L’écriture en acte de Jenny Holzer

Affichage, dessin, peinture, sculpture, installation, photographie, projection… Si elle revêt une grande variété de modes d’expression, la pratique de Jenny Holzer s’articule toute entière autour du langage, de ses représentations et des fonctions de communication comme de coercition et de contrôle qui le caractérisent. S’inscrivant dans une possible suite de l’art conceptuel, l’artiste américaine partage depuis plus de 40 ans sa vision inquiète du monde, invitant le public à réfléchir, débattre et, surtout, (ré)agir. Pour elle, l’art a le devoir d’être utile.
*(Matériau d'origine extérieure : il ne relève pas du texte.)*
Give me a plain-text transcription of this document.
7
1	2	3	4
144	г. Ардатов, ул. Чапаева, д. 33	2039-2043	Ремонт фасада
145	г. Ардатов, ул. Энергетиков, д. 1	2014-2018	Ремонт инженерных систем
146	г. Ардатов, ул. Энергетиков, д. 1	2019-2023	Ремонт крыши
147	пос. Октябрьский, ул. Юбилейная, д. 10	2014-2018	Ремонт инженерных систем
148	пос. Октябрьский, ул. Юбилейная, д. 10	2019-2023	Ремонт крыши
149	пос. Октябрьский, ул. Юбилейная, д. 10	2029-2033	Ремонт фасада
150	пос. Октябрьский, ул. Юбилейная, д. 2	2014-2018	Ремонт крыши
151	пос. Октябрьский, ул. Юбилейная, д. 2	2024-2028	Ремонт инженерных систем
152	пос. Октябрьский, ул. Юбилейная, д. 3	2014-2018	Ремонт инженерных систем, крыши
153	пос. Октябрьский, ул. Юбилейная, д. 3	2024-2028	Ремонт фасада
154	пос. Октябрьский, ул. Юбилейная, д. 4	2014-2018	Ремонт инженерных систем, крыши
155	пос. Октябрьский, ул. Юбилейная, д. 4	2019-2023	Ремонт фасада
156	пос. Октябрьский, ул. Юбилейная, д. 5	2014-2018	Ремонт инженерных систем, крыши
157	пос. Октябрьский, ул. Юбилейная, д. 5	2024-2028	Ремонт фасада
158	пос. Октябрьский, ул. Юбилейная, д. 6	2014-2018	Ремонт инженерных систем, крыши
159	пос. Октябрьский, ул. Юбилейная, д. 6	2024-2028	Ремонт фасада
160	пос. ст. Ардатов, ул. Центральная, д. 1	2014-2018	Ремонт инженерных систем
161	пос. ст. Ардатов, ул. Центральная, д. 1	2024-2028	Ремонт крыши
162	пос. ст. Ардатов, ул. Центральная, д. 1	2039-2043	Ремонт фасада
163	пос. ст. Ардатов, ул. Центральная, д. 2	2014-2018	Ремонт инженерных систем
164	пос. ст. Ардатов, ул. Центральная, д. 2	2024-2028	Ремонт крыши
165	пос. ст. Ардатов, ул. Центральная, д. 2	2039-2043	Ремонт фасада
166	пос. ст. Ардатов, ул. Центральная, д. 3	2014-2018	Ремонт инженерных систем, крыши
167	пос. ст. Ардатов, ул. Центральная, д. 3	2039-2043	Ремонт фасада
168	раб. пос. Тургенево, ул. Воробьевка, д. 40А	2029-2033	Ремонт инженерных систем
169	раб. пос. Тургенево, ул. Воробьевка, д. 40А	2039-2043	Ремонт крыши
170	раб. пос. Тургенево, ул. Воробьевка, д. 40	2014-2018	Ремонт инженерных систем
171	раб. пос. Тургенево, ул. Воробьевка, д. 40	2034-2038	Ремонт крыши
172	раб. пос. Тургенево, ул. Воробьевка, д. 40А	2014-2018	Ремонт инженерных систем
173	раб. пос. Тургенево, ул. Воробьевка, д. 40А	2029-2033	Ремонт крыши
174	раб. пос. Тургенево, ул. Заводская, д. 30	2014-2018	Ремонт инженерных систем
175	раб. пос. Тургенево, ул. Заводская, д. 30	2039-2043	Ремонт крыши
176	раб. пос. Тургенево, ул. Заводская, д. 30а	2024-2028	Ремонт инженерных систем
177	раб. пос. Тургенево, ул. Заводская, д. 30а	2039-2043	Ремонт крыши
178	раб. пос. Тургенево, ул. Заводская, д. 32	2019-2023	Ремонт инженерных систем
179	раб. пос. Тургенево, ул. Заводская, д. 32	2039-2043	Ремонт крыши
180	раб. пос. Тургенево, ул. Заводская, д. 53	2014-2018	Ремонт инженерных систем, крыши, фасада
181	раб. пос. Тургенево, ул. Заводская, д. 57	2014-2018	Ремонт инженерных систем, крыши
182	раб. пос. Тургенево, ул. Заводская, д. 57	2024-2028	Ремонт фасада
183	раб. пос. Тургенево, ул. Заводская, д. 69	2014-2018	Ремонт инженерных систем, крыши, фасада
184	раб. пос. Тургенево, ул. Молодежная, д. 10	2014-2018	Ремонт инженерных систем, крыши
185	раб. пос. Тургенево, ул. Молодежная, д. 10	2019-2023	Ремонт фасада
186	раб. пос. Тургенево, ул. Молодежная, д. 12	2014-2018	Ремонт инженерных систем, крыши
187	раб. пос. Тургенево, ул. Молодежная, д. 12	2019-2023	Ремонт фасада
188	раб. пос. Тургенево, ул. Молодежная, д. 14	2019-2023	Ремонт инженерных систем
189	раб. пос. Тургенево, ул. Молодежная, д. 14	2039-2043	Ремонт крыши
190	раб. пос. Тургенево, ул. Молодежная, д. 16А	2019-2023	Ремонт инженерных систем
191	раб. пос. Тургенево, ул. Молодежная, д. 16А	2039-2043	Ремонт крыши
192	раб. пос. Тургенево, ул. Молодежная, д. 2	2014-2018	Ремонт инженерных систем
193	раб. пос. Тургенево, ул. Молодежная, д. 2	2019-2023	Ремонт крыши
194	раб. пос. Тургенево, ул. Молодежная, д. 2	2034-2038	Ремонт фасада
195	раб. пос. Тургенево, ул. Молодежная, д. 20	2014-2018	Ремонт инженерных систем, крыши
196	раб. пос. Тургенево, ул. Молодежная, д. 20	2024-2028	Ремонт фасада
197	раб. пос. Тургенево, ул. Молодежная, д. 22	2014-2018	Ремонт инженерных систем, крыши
Violence, injustice, sexe, mort, pouvoir et abus de pouvoir sont parmi les thèmes récurrents qu’elle aborde sans détour, parfois avec humour, souvent avec tendresse. Présentée actuellement au Musée Guggenheim de Bilbao, l’exposition Thing Indescribable (L’indescriptible) revient sur l’ensemble de sa carrière, depuis les premiers posters placardés sur les murs de New York dans les années 1970 jusqu’aux peintures et installations électroniques et robotisées les plus récentes, pour certaines imaginées spécifiquement pour entrer en résonnance avec l’architecture pensée par Frank Gehry. « Il ne s’agit pas d’une rétrospective, tient à préciser Petra Joos, commissaire de l’exposition, car Jenny ne regarde pas vraiment en arrière ; elle s’inscrit dans le présent et s’intéresse au devenir de ce monde. »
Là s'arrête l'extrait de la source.